We’re going to be real competitive amongst ourselves to start with, which will be fun. All those guys that played a little bit are going to work to play more because everybody knows what it tastes like now. Those young guys are going to have to start at a high level because we’re not going to wait for guys to catch up. Get on board `cause the train’s running.
When I was talking with Michigan coach John Paul after the game, you came back out on the field and congratulated the Wolverine coaches and players again. J.P said it wasn’t necessary, but he and his players all called it a class move. What motivated you to go that extra step?
Hey, they won the national championship. They beat us. They won it, congratulations. After the game you only get a handshake and a quick congratulations.

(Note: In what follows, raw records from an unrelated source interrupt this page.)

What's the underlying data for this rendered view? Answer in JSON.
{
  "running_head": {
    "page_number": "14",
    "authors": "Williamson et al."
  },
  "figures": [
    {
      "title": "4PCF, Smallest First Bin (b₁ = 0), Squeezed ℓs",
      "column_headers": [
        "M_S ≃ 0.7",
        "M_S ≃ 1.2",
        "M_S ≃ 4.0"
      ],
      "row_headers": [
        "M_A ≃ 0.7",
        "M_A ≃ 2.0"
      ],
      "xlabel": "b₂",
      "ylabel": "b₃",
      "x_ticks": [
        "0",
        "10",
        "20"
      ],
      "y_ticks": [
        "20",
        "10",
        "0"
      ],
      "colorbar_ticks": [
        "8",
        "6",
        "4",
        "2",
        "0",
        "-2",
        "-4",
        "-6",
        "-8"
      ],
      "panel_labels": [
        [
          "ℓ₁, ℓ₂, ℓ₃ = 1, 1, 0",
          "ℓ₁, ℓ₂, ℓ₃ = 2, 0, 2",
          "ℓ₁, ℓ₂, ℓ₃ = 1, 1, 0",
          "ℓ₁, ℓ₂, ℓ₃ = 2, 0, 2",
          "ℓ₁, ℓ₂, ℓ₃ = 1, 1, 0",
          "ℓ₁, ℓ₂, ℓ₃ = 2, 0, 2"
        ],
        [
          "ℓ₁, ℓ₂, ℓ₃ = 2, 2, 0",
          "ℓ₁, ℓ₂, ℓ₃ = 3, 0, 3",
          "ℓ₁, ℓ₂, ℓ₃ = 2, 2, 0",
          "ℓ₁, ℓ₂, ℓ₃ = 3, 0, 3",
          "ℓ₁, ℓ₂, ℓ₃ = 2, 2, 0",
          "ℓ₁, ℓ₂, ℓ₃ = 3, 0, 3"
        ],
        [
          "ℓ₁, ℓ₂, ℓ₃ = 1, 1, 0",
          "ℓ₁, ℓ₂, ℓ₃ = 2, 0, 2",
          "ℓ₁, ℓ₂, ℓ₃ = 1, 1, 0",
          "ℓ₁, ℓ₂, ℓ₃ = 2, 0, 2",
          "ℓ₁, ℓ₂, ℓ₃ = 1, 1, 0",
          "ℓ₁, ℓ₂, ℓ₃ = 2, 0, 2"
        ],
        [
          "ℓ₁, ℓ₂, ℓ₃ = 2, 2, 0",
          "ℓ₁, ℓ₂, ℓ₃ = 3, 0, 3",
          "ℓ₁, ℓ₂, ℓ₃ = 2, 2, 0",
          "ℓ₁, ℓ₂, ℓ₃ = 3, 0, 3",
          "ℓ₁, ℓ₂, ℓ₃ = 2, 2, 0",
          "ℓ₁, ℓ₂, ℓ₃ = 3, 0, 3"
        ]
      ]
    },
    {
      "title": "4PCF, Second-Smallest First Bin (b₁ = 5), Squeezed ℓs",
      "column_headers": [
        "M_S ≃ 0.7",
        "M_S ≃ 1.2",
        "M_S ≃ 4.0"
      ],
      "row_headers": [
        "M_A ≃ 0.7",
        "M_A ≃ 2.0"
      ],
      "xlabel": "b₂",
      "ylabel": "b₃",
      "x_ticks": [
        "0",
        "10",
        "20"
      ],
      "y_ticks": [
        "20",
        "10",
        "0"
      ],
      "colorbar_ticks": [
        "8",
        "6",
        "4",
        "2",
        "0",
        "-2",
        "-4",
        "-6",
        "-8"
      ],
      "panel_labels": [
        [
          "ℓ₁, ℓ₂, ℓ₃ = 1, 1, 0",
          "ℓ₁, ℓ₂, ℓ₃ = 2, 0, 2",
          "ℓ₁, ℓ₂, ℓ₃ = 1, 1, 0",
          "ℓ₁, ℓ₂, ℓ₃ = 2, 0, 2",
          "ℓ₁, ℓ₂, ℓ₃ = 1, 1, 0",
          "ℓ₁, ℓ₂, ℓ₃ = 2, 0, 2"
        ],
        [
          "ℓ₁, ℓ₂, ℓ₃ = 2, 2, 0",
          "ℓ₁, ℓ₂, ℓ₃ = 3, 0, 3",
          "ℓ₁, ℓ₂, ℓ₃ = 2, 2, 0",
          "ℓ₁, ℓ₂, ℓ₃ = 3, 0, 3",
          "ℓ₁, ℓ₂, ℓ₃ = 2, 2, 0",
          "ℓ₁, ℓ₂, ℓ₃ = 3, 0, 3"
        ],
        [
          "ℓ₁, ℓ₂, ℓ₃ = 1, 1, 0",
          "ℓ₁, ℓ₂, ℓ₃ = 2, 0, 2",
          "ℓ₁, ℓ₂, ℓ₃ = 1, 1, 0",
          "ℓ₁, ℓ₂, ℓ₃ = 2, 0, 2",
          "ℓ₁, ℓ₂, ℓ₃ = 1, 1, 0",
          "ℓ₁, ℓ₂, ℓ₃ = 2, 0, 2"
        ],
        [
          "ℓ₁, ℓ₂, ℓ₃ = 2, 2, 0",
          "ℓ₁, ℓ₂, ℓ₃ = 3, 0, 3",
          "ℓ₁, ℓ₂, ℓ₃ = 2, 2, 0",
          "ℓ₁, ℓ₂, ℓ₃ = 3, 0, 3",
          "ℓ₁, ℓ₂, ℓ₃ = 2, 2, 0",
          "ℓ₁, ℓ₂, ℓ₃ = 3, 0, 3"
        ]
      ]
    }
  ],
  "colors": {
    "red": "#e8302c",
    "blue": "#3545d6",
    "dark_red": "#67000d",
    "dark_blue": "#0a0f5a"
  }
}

I don’t know. I just felt like I should do it.
You’re also an assistant football coach at Chapman, which certainly keeps you busy in the fall. Do you get a chance to peek over at the lacrosse field during fall ball at all or do your assistants and captains handle that for you?

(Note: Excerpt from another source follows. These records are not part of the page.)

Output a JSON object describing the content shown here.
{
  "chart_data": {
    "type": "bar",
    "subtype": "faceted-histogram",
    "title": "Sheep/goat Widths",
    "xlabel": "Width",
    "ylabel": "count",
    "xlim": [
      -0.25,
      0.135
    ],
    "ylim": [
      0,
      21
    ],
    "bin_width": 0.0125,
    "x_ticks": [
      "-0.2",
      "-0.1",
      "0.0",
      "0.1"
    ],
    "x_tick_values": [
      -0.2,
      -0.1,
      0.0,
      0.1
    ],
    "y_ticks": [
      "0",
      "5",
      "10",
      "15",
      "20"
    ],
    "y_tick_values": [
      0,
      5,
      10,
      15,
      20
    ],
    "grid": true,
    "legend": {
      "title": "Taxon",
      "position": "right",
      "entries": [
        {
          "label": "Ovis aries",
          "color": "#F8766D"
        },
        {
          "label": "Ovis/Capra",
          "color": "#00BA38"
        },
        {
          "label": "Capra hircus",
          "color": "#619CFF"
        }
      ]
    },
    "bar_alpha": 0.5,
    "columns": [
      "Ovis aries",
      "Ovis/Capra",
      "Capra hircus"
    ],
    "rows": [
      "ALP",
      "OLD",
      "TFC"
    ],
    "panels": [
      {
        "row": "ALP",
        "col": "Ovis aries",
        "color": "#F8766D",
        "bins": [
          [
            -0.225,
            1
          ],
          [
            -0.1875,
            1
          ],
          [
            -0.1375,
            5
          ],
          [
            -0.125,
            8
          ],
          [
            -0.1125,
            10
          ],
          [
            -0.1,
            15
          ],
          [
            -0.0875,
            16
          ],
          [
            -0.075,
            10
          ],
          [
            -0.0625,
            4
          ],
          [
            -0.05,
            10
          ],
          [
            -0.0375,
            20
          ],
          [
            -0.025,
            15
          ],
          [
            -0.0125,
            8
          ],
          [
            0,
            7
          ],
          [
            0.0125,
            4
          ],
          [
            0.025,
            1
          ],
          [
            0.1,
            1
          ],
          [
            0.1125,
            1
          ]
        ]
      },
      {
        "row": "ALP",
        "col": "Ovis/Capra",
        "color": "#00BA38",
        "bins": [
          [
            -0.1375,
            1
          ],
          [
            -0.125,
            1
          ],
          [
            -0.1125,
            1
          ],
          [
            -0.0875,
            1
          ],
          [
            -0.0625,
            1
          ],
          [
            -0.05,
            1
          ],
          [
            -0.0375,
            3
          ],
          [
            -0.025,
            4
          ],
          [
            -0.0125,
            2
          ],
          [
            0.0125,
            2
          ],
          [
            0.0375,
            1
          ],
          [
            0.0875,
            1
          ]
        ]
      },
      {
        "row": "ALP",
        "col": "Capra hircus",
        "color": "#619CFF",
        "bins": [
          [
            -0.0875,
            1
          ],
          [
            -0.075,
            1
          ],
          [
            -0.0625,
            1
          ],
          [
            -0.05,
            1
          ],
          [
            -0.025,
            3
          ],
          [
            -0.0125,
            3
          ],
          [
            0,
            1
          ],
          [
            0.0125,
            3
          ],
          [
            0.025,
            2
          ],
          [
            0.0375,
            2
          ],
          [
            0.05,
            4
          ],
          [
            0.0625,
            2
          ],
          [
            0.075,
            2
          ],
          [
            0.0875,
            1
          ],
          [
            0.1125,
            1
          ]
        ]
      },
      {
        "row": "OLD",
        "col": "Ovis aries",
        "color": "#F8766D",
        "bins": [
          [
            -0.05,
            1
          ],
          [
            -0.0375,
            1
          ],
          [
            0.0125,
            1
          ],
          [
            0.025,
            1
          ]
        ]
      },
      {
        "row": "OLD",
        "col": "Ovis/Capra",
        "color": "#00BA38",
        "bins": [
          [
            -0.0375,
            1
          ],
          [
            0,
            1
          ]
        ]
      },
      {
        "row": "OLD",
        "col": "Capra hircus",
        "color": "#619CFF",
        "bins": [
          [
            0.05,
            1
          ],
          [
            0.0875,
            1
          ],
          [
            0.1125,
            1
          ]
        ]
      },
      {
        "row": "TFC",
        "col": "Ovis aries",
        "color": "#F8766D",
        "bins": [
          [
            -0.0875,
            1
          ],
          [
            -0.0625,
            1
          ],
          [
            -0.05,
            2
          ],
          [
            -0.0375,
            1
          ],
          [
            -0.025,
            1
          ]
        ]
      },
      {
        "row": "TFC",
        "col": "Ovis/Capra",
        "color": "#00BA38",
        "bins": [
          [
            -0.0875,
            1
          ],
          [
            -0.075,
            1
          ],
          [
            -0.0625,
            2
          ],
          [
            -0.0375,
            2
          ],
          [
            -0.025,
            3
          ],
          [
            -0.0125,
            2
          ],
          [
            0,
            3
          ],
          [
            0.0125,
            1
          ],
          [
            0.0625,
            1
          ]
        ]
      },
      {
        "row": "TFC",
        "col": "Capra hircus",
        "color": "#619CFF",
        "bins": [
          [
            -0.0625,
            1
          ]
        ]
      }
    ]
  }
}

We start out with the captains running it. We start our fall lacrosse in the middle of November, so it’s starting to wind down with football. We’ll then go until we break for Christmas. In talking with the guys, they thought we had a good fall. Obviously, it was a little less than they’ve had in the past when Coach Donnelly took them to a couple of fall tournaments. But we still got two good scrimmages in against San Diego State and Whittier, so we got an opportunity to see how we play.
The season’s in the spring. I don’t think we burned them out in the fall and it’s a long spring, let me tell you. I think we were still pretty healthy all the way through. I don’t think we looked like we were lethargic or burned out from it. It’s a grind. It’s hard to pick yourself up for every single game and every single day. For me, it’s good to play in the fall, but we want to be playing in May. We want to have our best legs, best sticks and best preparations in May. We don’t need it in September.
These guys need to be hitting the books as much as they can, anyhow. That’s the other thing I told them: you’re here to get an education. No question, we had a great experience playing lacrosse, but you’ve got to pass your classes and keep your GPA up to keep this whole thing going. Four years down the road, you better have a degree because your father is going to kick you out of the house.
The fall is cumbersome, no doubt. But I love coaching football as well. I can’t wait for football season to start.